[dropcap]T[/dropcap]he journey to success is a bladed jaunt, with both allies and foes playing double roles as either motivators or distractors depending on where you place them. Commonly, foes are referred to as ‘haters’ and many people advise that they should be ignored completely for anyone who wants to succeed.
Haters come out in form of criticism, trying to correct what you are doing. According to Vincent Mwelii, a Kitui-based businessman, criticism is self-hate turned outward. “I believe hate is often a sign of weakness, envy and fear. Haters hate on you because you are doing what they cannot, will not or are too afraid to attempt,” says Mr Mwelii, reiterating Frank White’s rule number one on hate:“You have it, I want it, I hate you for having it.”
“There is one way to avoid having haters. Sit on the sidelines, do nothing, don’t set goals, be average and no one will judge you. Criticism is the price you pay for taking your business to the big time,” adds Mwelii.
On the flip side of haters, there is a golden personality depending on your attitude. A friend will just wow on the steps you are taking towards success, but a hater will point out the mistakes you are making and help you make your journey better. They will even go an extra mile to tell you where you might fall and how you can avoid it. If you ignore them completely, you will never know when you are doing it wrong and the time you should improve. You cannot depend on friends for this. Aren’t they good people, offering consultation services pro bono?
Mr Mwelii says, “Haters are natural part of your business. When you are new there will be critics, when you are good there will be haters and when you are excellent they will turn into admirers.” By the time they become admirers, they will have forgotten that they were part of the journey.

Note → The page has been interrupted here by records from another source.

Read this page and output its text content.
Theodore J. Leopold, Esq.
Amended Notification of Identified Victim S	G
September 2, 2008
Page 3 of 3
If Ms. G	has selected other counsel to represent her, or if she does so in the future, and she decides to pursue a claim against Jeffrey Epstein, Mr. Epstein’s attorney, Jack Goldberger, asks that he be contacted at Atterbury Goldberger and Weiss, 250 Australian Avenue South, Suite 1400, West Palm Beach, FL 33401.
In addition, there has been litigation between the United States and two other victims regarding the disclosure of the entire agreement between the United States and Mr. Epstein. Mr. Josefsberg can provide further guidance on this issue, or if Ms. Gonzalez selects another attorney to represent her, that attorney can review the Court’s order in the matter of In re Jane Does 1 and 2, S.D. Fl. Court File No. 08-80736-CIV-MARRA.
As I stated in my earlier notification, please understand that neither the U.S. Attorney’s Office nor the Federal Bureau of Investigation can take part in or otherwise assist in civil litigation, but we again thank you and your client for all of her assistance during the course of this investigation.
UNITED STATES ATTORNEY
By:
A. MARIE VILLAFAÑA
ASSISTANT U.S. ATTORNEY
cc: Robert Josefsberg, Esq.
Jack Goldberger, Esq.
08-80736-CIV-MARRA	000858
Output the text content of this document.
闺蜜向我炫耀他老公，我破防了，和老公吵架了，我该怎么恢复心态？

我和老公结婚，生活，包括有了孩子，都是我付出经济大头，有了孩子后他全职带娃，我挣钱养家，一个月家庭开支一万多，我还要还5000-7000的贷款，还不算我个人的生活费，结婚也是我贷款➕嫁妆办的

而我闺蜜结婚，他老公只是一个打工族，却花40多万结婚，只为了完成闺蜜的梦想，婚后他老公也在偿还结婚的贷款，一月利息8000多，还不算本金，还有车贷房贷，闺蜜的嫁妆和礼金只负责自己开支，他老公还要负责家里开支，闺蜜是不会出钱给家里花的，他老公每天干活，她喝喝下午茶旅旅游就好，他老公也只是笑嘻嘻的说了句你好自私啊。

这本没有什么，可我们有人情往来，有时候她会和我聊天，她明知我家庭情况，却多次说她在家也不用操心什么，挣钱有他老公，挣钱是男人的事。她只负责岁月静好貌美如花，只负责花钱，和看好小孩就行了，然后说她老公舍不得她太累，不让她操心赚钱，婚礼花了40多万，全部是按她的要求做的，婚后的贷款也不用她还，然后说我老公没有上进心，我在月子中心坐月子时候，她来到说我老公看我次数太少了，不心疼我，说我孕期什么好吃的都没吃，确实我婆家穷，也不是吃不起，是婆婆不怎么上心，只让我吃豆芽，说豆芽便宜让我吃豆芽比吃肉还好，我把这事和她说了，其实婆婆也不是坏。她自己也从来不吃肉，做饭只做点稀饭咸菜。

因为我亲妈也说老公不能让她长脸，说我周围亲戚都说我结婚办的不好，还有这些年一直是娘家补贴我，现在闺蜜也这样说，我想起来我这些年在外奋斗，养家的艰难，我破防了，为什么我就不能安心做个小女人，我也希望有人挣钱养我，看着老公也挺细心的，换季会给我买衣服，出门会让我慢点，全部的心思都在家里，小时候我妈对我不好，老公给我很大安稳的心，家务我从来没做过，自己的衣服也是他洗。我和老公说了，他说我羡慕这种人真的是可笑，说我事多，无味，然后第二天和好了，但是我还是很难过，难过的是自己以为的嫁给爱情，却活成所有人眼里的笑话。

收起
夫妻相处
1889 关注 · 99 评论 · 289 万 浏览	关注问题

Haters follow success like a shadow, always looking to overshadow your efforts, but the brighter you shine the bitter they become. An amazing thing about haters is that they never tire and they will keep digging for mistakes. Instead of hating back, appreciate them. They are in a way one of the greatest forms of feedback, as Mwelii puts it.
Dan Scotti, one of the most read motivational writers, says: “Receiving criticism, even from a bona fide hater, will provoke a pair of responses: You’ll either bounce back or bounce backwards. That decision is up to you.”
Most studies done in Kenya reveal that 90% of startups fail in Kenya. So many reasons are given but giving a deaf ear to criticism is rarely given as a genesis of failure. From case studies, most successful business ventures give attention to haters to better their services. This does not mean that they take heed to their (haters) every point of criticism.
This reveals one thing, there is genuine criticisms and others done out of pure malice. Be wise and discern positive criticism and negative criticism, and use both as a stepping stone for success.
“Don’t let the sound of your haters to overwhelm you, you only give them power if you listen to what they say. Ignore the noise and and use your haters as fuel for the fire. Remember, they can doubt you, they can fight you but they will never stop you,” concludes Mwelii.